Even Victor Davis Hanson is depressed and disgusted along with the rest of us. Read it all.
Works and Days Thoughts About Depressed Americans
3.) A Certain Coarseness. We also are wearied by a certain crassness in American society in ways we have not seen before—or at least since the mid-19th century. Sorry, I don’t want my President joshing about the Special Olympics on Leno. I don’t want him on Leno at all in his perpetual PR mode. I don’t want him drawing out his picks for the final four on TV. I don’t want him paid for rewriting/revising/ condensing/whatever his earlier book while he’s supposed to be President, or ribbing Gordon Brown about his tennis game in patronizing fashion, or giving the British a pack of un-viewable DVDs after they, in exchange, offered a tasteful gift of historic importance.
I was always an advocate of informality, of casualness, but now when on a plane, in a restaurant, at Starbucks, I am struck by the rare well-dressed person who does not crowd. How odd the extra-polite woman, who conducts herself with charm and grace at the counter, or the gentleman who opens doors, says excuse me, and whose intelligent conversation I enjoy listening in on—like a dew drop to someone thirsting in the desert. In contrast, when the punk walks by, with radio blaring, mumbling obscenities, flashing the ‘I’ll kill you’ stare,” it all leaves me in depression.

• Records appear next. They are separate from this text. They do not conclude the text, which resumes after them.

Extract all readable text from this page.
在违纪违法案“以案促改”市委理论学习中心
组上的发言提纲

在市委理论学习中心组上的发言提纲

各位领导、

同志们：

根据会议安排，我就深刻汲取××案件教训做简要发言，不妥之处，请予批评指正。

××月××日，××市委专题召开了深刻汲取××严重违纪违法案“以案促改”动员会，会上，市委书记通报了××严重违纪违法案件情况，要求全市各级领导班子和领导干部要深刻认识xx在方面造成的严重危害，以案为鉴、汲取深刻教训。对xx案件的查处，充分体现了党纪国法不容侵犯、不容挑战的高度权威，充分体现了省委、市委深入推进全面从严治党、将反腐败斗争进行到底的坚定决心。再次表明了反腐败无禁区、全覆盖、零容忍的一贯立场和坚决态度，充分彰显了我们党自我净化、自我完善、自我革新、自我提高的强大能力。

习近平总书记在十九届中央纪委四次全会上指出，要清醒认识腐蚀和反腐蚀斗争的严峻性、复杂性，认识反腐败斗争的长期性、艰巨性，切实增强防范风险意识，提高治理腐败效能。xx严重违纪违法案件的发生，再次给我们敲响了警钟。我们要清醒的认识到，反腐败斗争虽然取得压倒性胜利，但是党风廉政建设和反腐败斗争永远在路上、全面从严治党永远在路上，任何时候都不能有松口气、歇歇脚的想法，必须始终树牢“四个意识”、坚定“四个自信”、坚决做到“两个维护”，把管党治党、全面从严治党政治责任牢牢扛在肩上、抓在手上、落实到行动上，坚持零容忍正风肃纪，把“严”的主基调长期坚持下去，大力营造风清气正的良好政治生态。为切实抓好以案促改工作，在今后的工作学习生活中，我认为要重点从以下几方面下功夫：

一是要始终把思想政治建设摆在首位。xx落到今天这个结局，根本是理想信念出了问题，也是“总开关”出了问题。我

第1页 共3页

Worse still, on the opposite end of the scale, is the master of the universe who elbows his way onto a plane while he blares on the telephone and blocks the aisle. I feel creepy after walking through an electronics store and seeing some of the video game titles and covers.
In short, I don’t want to hear any more Viagra or Cialis ads, no more douche commercials—please no more talking heads about penises that are enlarging, hardening, stimulated on the public air waves.